Re: [PATCH v3 5/5] evtchn: don't call Xen consumer callback with per-channel lock held

[Tamas K Lengyel <tamas.k.lengyel@gmail.com>]

On Wed, Dec 23, 2020 at 9:44 AM Julien Grall <julien@xen.org> wrote:
>
>
>
> On 23/12/2020 13:41, Jan Beulich wrote:
> > On 23.12.2020 14:33, Julien Grall wrote:
> >> On 23/12/2020 13:12, Jan Beulich wrote:
> >>>  From the input by both of you I still can't
> >>> conclude whether this patch should remain as is in v4, or revert
> >>> back to its v2 version. Please can we get this settled so I can get
> >>> v4 out?
> >>
> >> I haven't had time to investigate the rest of the VM event code to find
> >> other cases where this may happen. I still think there is a bigger
> >> problem in the VM event code, but the maintainer disagrees here.
> >>
> >> At which point, I see limited reason to try to paper over in the common
> >> code. So I would rather ack/merge v2 rather than v3.
> >
> > Since I expect Tamas and/or the Bitdefender folks to be of the
> > opposite opinion, there's still no way out, at least if "rather
> > ack" implies a nak for v3.
>
> The only way out here is for someone to justify why this patch is
> sufficient for the VM event race. I am not convinced it is (see more below).
>
> > Personally, if this expectation of
> > mine is correct, I'd prefer to keep the accounting but make it
> > optional (as suggested in a post-commit-message remark).
> > That'll eliminate the overhead you appear to be concerned of,
> > but of course it'll further complicate the logic (albeit just
> > slightly).
>
> I am more concerned about adding over complex code that would just
> papering over a bigger problem. I also can't see use of it outside of
> the VM event discussion.
>
> I had another look at the code. As I mentioned in the past,
> vm_put_event_request() is able to deal with d != current->domain (it
> will set VM_EVENT_FLAG_FOREIGN). There are 4 callers for the function:
>     1) p2m_mem_paging_drop_page()
>     2) p2m_mem_paging_populate()
>     3) mem_sharing_notify_enomem()
>     4) monitor_traps()
>
> 1) and 2) belongs to the mem paging subsystem. Tamas suggested that it
> was abandoned.
>
> 4) can only be called with the current domain.
>
> This leave us 3) in the mem sharing subsystem. As this is call the
> memory hypercalls, it looks possible to me that d != current->domain.

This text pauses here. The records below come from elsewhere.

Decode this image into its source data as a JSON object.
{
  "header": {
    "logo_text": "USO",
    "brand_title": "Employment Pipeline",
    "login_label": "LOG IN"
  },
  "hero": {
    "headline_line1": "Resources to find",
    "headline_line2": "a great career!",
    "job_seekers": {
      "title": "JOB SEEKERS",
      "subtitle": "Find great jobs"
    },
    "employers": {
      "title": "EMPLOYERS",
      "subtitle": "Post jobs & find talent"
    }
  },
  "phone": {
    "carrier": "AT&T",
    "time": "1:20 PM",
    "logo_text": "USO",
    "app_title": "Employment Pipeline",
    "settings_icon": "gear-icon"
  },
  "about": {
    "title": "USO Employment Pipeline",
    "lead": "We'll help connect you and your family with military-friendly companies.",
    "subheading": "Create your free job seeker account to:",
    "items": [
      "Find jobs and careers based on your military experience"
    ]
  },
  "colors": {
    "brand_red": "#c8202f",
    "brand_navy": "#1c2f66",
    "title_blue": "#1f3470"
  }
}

> The code also seems to be maintained (there were recent non-trivial
> changes).
>
> Can one of the VM event developper come up with a justification why this
> patch enough to make the VM event subsystem safe?

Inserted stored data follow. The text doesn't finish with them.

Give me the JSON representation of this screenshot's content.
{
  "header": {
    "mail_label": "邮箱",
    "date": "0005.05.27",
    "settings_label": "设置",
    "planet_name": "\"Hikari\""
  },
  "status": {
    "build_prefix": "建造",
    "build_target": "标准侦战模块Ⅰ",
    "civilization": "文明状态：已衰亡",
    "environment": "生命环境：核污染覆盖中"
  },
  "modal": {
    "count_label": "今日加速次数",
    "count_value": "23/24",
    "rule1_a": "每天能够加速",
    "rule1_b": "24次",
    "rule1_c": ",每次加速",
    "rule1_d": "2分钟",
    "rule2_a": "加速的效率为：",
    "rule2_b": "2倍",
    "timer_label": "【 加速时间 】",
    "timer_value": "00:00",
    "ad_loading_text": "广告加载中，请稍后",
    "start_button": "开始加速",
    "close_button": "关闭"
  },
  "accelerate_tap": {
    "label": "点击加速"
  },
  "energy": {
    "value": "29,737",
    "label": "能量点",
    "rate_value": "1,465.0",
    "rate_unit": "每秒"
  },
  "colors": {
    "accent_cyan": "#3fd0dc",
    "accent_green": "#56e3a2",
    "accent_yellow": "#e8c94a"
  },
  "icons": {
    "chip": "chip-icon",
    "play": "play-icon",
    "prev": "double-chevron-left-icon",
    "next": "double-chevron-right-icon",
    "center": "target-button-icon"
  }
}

3) is an unused feature as well that likely should be dropped at some
point. It can also only be called with current->domain, it effectively
just signals an out-of-memory error to a vm_event listener in dom0
that populating an entry for the VM that EPT faulted failed. I guess
the idea was that the dom0 agent would be able to make a decision on
how to proceed (ie which VM to kill to free up memory).